Today’s school leavers have higher levels of financial literacy than adults aged 19-39, suggesting that financial education in English secondary schools is having a positive impact.

The finding comes from free-for-life credit report and score provider, who tested over 1,000 people in England on their personal finance skills with a mock GSCE financial literacy exam. The experiment compared recent secondary school leavers with older generations.

In 2014, the government made financial education a compulsory element of the National Curriculum in England. The 16-year olds of the ‘Class of 2018’ have therefore received four years of financial education and the results from Noddle’s study suggest that the government’s decision is having a positive effect on young people’s money skills.

Overall, 16-year olds achieved more A grades in the mock GCSE financial literacy exam than Millennials (42% vs 36%). They also achieved better average scores (5.8 marks out of 10 vs 5.3 marks out of 10) and were less likely to get the very lowest grades, E or below (17% vs 25%).

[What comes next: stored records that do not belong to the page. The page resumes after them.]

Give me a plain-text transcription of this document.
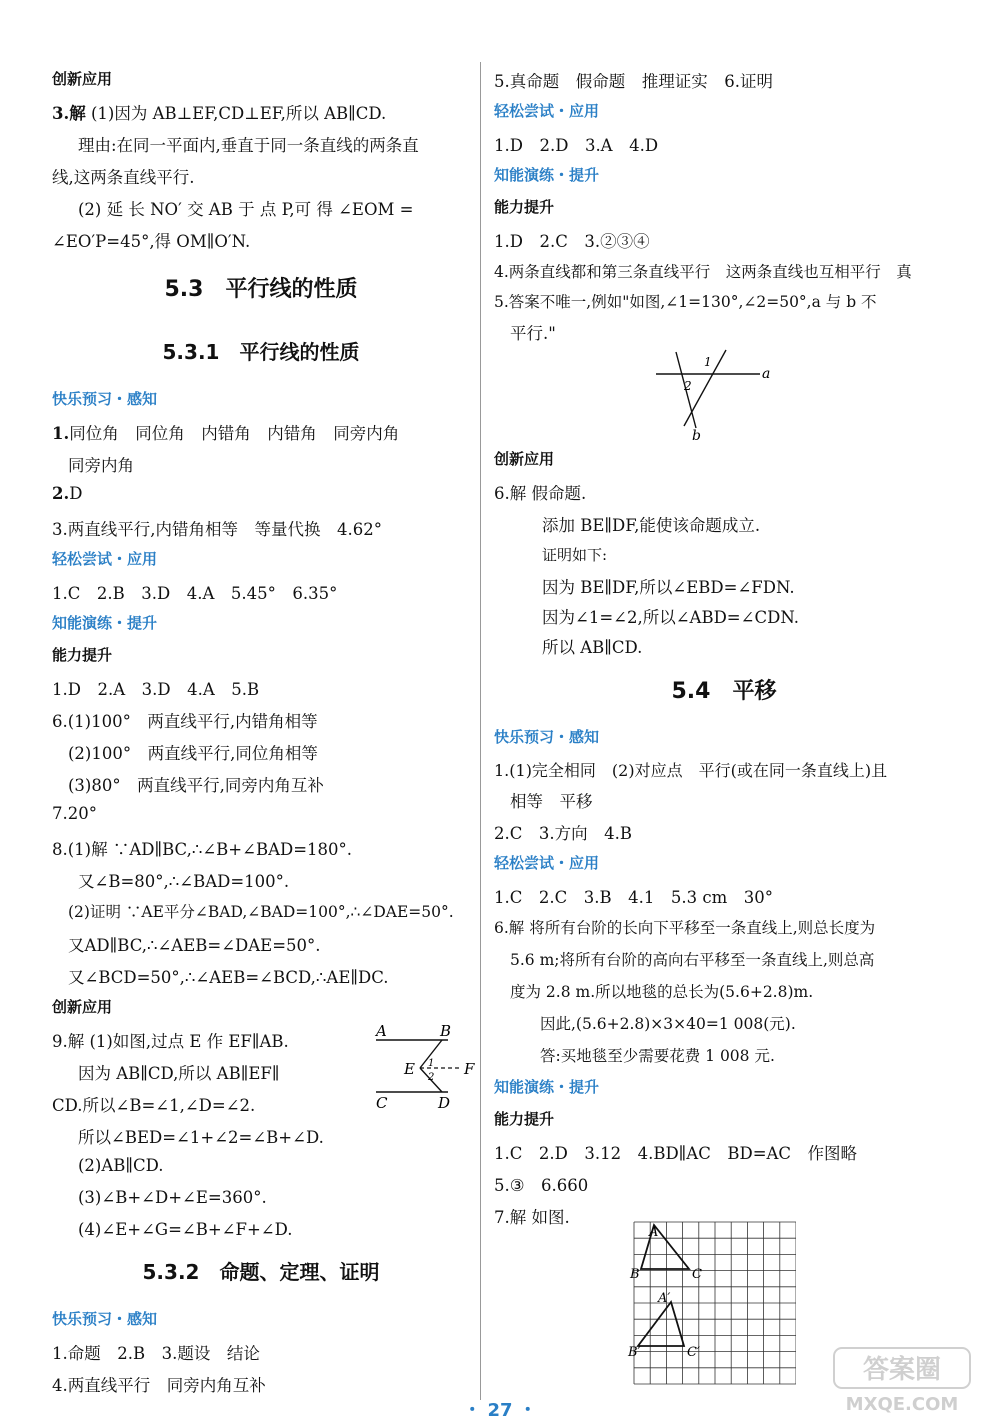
创新应用
3.解 (1)因为 AB⊥EF,CD⊥EF,所以 AB∥CD.
理由:在同一平面内,垂直于同一条直线的两条直
线,这两条直线平行.
(2) 延 长 NO′ 交 AB 于 点 P,可 得 ∠EOM =
∠EO′P=45°,得 OM∥O′N.
5.3　平行线的性质
5.3.1　平行线的性质
快乐预习・感知
1.同位角　同位角　内错角　内错角　同旁内角
同旁内角
2.D
3.两直线平行,内错角相等　等量代换　4.62°
轻松尝试・应用
1.C　2.B　3.D　4.A　5.45°　6.35°
知能演练・提升
能力提升
1.D　2.A　3.D　4.A　5.B
6.(1)100°　两直线平行,内错角相等
(2)100°　两直线平行,同位角相等
(3)80°　两直线平行,同旁内角互补
7.20°
8.(1)解 ∵AD∥BC,∴∠B+∠BAD=180°.
又∠B=80°,∴∠BAD=100°.
(2)证明 ∵AE平分∠BAD,∠BAD=100°,∴∠DAE=50°.
又AD∥BC,∴∠AEB=∠DAE=50°.
又∠BCD=50°,∴∠AEB=∠BCD,∴AE∥DC.
创新应用
9.解 (1)如图,过点 E 作 EF∥AB.
因为 AB∥CD,所以 AB∥EF∥
CD.所以∠B=∠1,∠D=∠2.
所以∠BED=∠1+∠2=∠B+∠D.
(2)AB∥CD.
(3)∠B+∠D+∠E=360°.
(4)∠E+∠G=∠B+∠F+∠D.
A	B
C	D
E	F
1
2
5.3.2　命题、定理、证明
快乐预习・感知
1.命题　2.B　3.题设　结论
4.两直线平行　同旁内角互补
5.真命题　假命题　推理证实　6.证明
轻松尝试・应用
1.D　2.D　3.A　4.D
知能演练・提升
能力提升
1.D　2.C　3.②③④
4.两条直线都和第三条直线平行　这两条直线也互相平行　真
5.答案不唯一,例如"如图,∠1=130°,∠2=50°,a 与 b 不
平行."
1
2
a
b
创新应用
6.解 假命题.
添加 BE∥DF,能使该命题成立.
证明如下:
因为 BE∥DF,所以∠EBD=∠FDN.
因为∠1=∠2,所以∠ABD=∠CDN.
所以 AB∥CD.
5.4　平移
快乐预习・感知
1.(1)完全相同　(2)对应点　平行(或在同一条直线上)且
相等　平移
2.C　3.方向　4.B
轻松尝试・应用
1.C　2.C　3.B　4.1　5.3 cm　30°
6.解 将所有台阶的长向下平移至一条直线上,则总长度为
5.6 m;将所有台阶的高向右平移至一条直线上,则总高
度为 2.8 m.所以地毯的总长为(5.6+2.8)m.
因此,(5.6+2.8)×3×40=1 008(元).
答:买地毯至少需要花费 1 008 元.
知能演练・提升
能力提升
1.C　2.D　3.12　4.BD∥AC　BD=AC　作图略
5.③　6.660
7.解 如图.
A
B	C
A′
B′	C′
・ 27 ・
答案圈
MXQE.COM
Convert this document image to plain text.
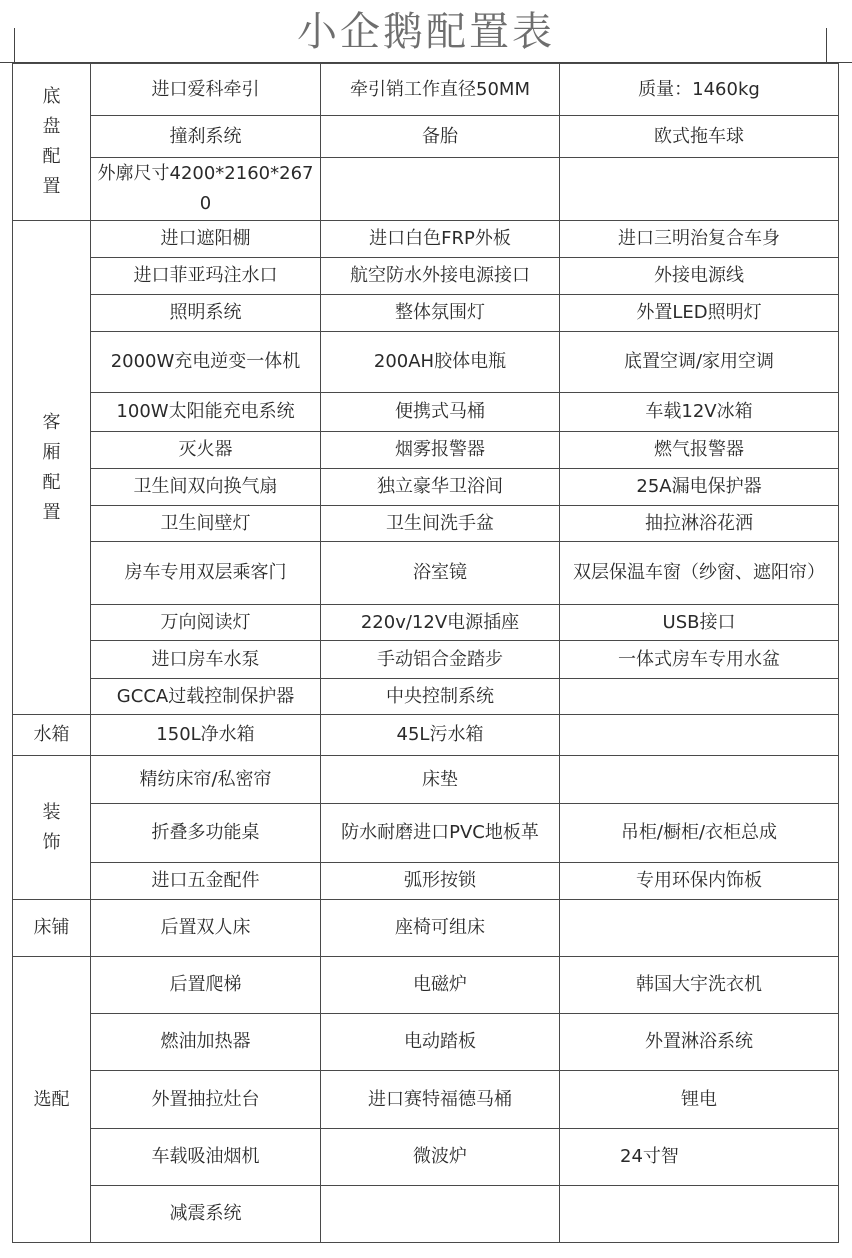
小企鹅配置表
底盘配置	进口爱科牵引	牵引销工作直径50MM	质量：1460kg
	撞刹系统	备胎	欧式拖车球
	外廓尺寸4200*2160*2670		
客厢配置	进口遮阳棚	进口白色FRP外板	进口三明治复合车身
	进口菲亚玛注水口	航空防水外接电源接口	外接电源线
	照明系统	整体氛围灯	外置LED照明灯
	2000W充电逆变一体机	200AH胶体电瓶	底置空调/家用空调
	100W太阳能充电系统	便携式马桶	车载12V冰箱
	灭火器	烟雾报警器	燃气报警器
	卫生间双向换气扇	独立豪华卫浴间	25A漏电保护器
	卫生间壁灯	卫生间洗手盆	抽拉淋浴花洒
	房车专用双层乘客门	浴室镜	双层保温车窗（纱窗、遮阳帘）
	万向阅读灯	220v/12V电源插座	USB接口
	进口房车水泵	手动铝合金踏步	一体式房车专用水盆
	GCCA过载控制保护器	中央控制系统	
水箱	150L净水箱	45L污水箱	
装饰	精纺床帘/私密帘	床垫	
	折叠多功能桌	防水耐磨进口PVC地板革	吊柜/橱柜/衣柜总成
	进口五金配件	弧形按锁	专用环保内饰板
床铺	后置双人床	座椅可组床	
选配	后置爬梯	电磁炉	韩国大宇洗衣机
	燃油加热器	电动踏板	外置淋浴系统
	外置抽拉灶台	进口赛特福德马桶	锂电
	车载吸油烟机	微波炉	24寸智
	减震系统		
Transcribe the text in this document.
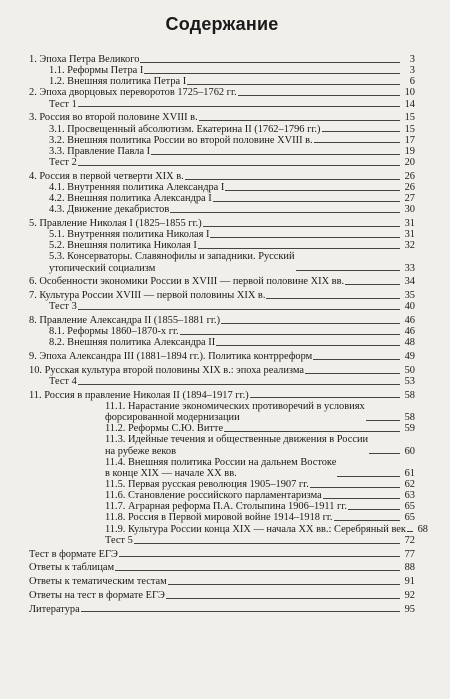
Содержание
1. Эпоха Петра Великого	3
1.1. Реформы Петра I	3
1.2. Внешняя политика Петра I	6
2. Эпоха дворцовых переворотов 1725–1762 гг.	10
Тест 1	14
3. Россия во второй половине XVIII в.	15
3.1. Просвещенный абсолютизм. Екатерина II (1762–1796 гг.)	15
3.2. Внешняя политика России во второй половине XVIII в.	17
3.3. Правление Павла I	19
Тест 2	20
4. Россия в первой четверти XIX в.	26
4.1. Внутренняя политика Александра I	26
4.2. Внешняя политика Александра I	27
4.3. Движение декабристов	30
5. Правление Николая I (1825–1855 гг.)	31
5.1. Внутренняя политика Николая I	31
5.2. Внешняя политика Николая I	32
5.3. Консерваторы. Славянофилы и западники. Русский
утопический социализм	33
6. Особенности экономики России в XVIII — первой половине XIX вв.	34
7. Культура России XVIII — первой половины XIX в.	35
Тест 3	40
8. Правление Александра II (1855–1881 гг.)	46
8.1. Реформы 1860–1870-х гг.	46
8.2. Внешняя политика Александра II	48
9. Эпоха Александра III (1881–1894 гг.). Политика контрреформ	49
10. Русская культура второй половины XIX в.: эпоха реализма	50
Тест 4	53
11. Россия в правление Николая II (1894–1917 гг.)	58
11.1. Нарастание экономических противоречий в условиях
форсированной модернизации	58
11.2. Реформы С.Ю. Витте	59
11.3. Идейные течения и общественные движения в России
на рубеже веков	60
11.4. Внешняя политика России на дальнем Востоке
в конце XIX — начале XX вв.	61
11.5. Первая русская революция 1905–1907 гг.	62
11.6. Становление российского парламентаризма	63
11.7. Аграрная реформа П.А. Столыпина 1906–1911 гг.	65
11.8. Россия в Первой мировой войне 1914–1918 гг.	65
11.9. Культура России конца XIX — начала XX вв.: Серебряный век	68
Тест 5	72
Тест в формате ЕГЭ	77
Ответы к таблицам	88
Ответы к тематическим тестам	91
Ответы на тест в формате ЕГЭ	92
Литература	95
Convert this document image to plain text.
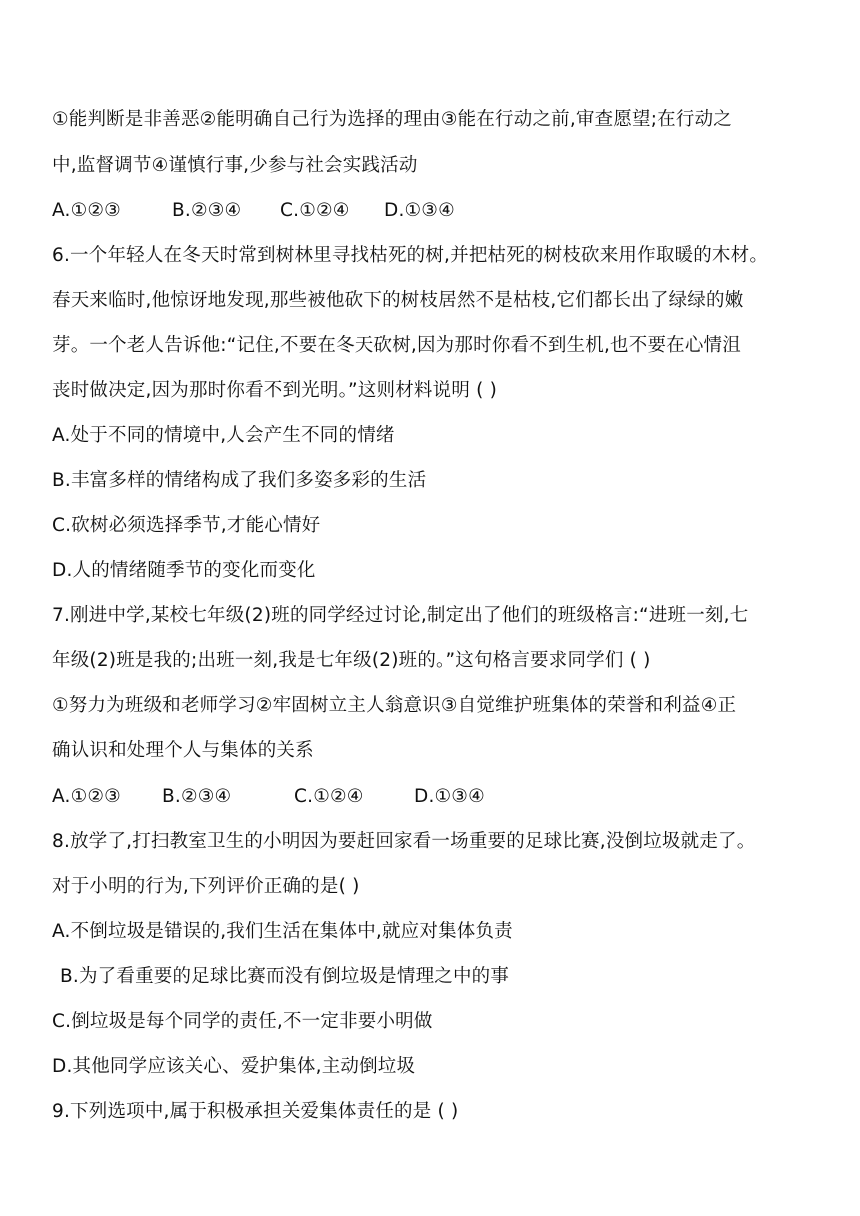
①能判断是非善恶②能明确自己行为选择的理由③能在行动之前,审查愿望;在行动之
中,监督调节④谨慎行事,少参与社会实践活动
A.①②③	B.②③④ C.①②④ D.①③④
6.一个年轻人在冬天时常到树林里寻找枯死的树,并把枯死的树枝砍来用作取暖的木材。
春天来临时,他惊讶地发现,那些被他砍下的树枝居然不是枯枝,它们都长出了绿绿的嫩
芽。一个老人告诉他:“记住,不要在冬天砍树,因为那时你看不到生机,也不要在心情沮
丧时做决定,因为那时你看不到光明。”这则材料说明 ( )
A.处于不同的情境中,人会产生不同的情绪
B.丰富多样的情绪构成了我们多姿多彩的生活
C.砍树必须选择季节,才能心情好
D.人的情绪随季节的变化而变化
7.刚进中学,某校七年级(2)班的同学经过讨论,制定出了他们的班级格言:“进班一刻,七
年级(2)班是我的;出班一刻,我是七年级(2)班的。”这句格言要求同学们 ( )
①努力为班级和老师学习②牢固树立主人翁意识③自觉维护班集体的荣誉和利益④正
确认识和处理个人与集体的关系
A.①②③ B.②③④	C.①②④	D.①③④
8.放学了,打扫教室卫生的小明因为要赶回家看一场重要的足球比赛,没倒垃圾就走了。
对于小明的行为,下列评价正确的是( )
A.不倒垃圾是错误的,我们生活在集体中,就应对集体负责
B.为了看重要的足球比赛而没有倒垃圾是情理之中的事
C.倒垃圾是每个同学的责任,不一定非要小明做
D.其他同学应该关心、爱护集体,主动倒垃圾
9.下列选项中,属于积极承担关爱集体责任的是 ( )
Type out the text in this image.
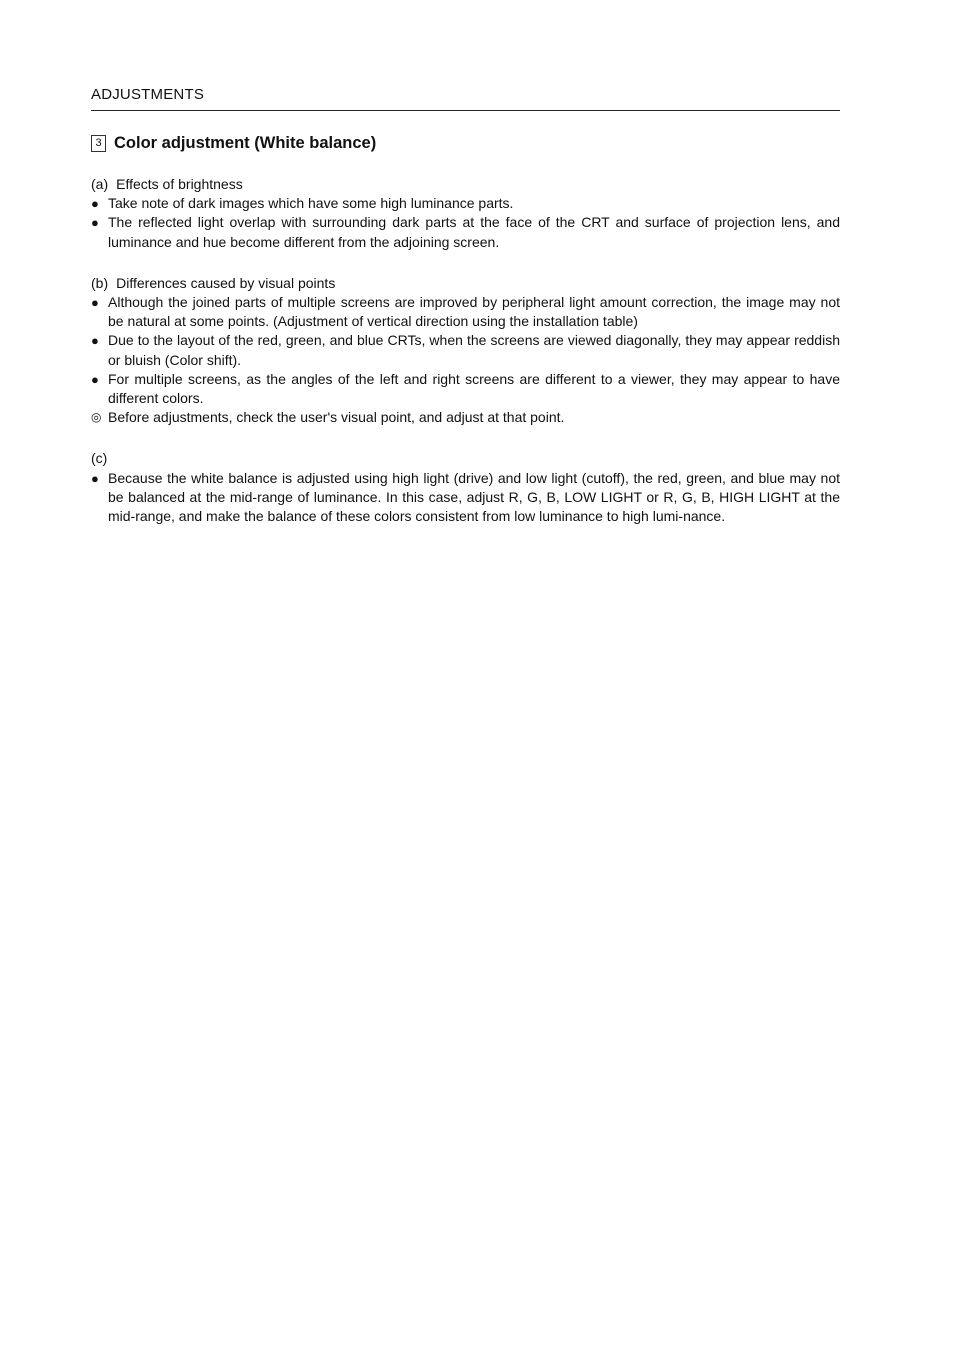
ADJUSTMENTS
3 Color adjustment (White balance)
(a) Effects of brightness
● Take note of dark images which have some high luminance parts.
● The reflected light overlap with surrounding dark parts at the face of the CRT and surface of projection lens, and luminance and hue become different from the adjoining screen.
(b) Differences caused by visual points
● Although the joined parts of multiple screens are improved by peripheral light amount correction, the image may not be natural at some points. (Adjustment of vertical direction using the installation table)
● Due to the layout of the red, green, and blue CRTs, when the screens are viewed diagonally, they may appear reddish or bluish (Color shift).
● For multiple screens, as the angles of the left and right screens are different to a viewer, they may appear to have different colors.
◎ Before adjustments, check the user's visual point, and adjust at that point.
(c)
● Because the white balance is adjusted using high light (drive) and low light (cutoff), the red, green, and blue may not be balanced at the mid-range of luminance. In this case, adjust R, G, B, LOW LIGHT or R, G, B, HIGH LIGHT at the mid-range, and make the balance of these colors consistent from low luminance to high lumi-nance.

The mock paper used in the research looked to gauge people’s understanding of key financial principles, as well as test their grasp of basic maths in the context of typical money scenarios. Questions included calculating the best interest rates, analysing the impact of inflation, understanding the difference between good and bad debt and picking the right multi-buy deal in a supermarket.

Out of all the age groups, Millennials fared the worst on the exam – with 36 percent failing the personal finance test (D or below). A quarter (25%) got an E grade or lower and 61 percent couldn’t correctly answer a question on what a credit score was. This is despite 46 percent saying that their education taught them about credit scores.

Over half (56%) of Millennials say they find it hard to make decisions about their personal finances, which is the highest among all age groups. This generations’ poor performance on the test, and difficulty making financial choices, adds further weight to the government’s decision to include financial education on the National Curriculum – and potentially helps younger generations avoid these same issues.

At the other end of the table, Baby Boomers or those aged 50 – 65, performed very well on the mock GCSE financial literacy exam. On average, they scored a B grade (or 6.7 marks out of 10). They also had the highest number of people who achieved an A or above (59%).

Baby Boomers were the least likely to agree that they find it hard making financial decisions (14%). However, only 16 percent believe that their education prepared them to make the right money choices in adulthood. This suggests that it’s not just education that plays an important role in financial literacy; experience helps too.

Jacqueline Dewey, Managing Director, said: “It’s really encouraging to see that 16-year olds performed well in the mock GCSE exam; four years after the government introduced the mandatory requirement for financial education. It proves that younger generations are likely to be well equipped to make good financial decisions, which will help them later in life when it comes to managing their money and using credit – like loans and mortgages – responsibly.”

“Although the study suggests that financial education is having a positive impact on younger generations’ prospects, it has highlighted an area of concern. Namely that there are many adults – primarily Millennials – who have not benefitted from financial education in secondary school and, as a result, have lower levels of financial literacy.”

“Furthermore, in some circumstances, these adults thought they knew more about personal finance than they did in practice. This was the case with credit scores, where many incorrectly answered the exam question – despite saying they were taught about them at school.”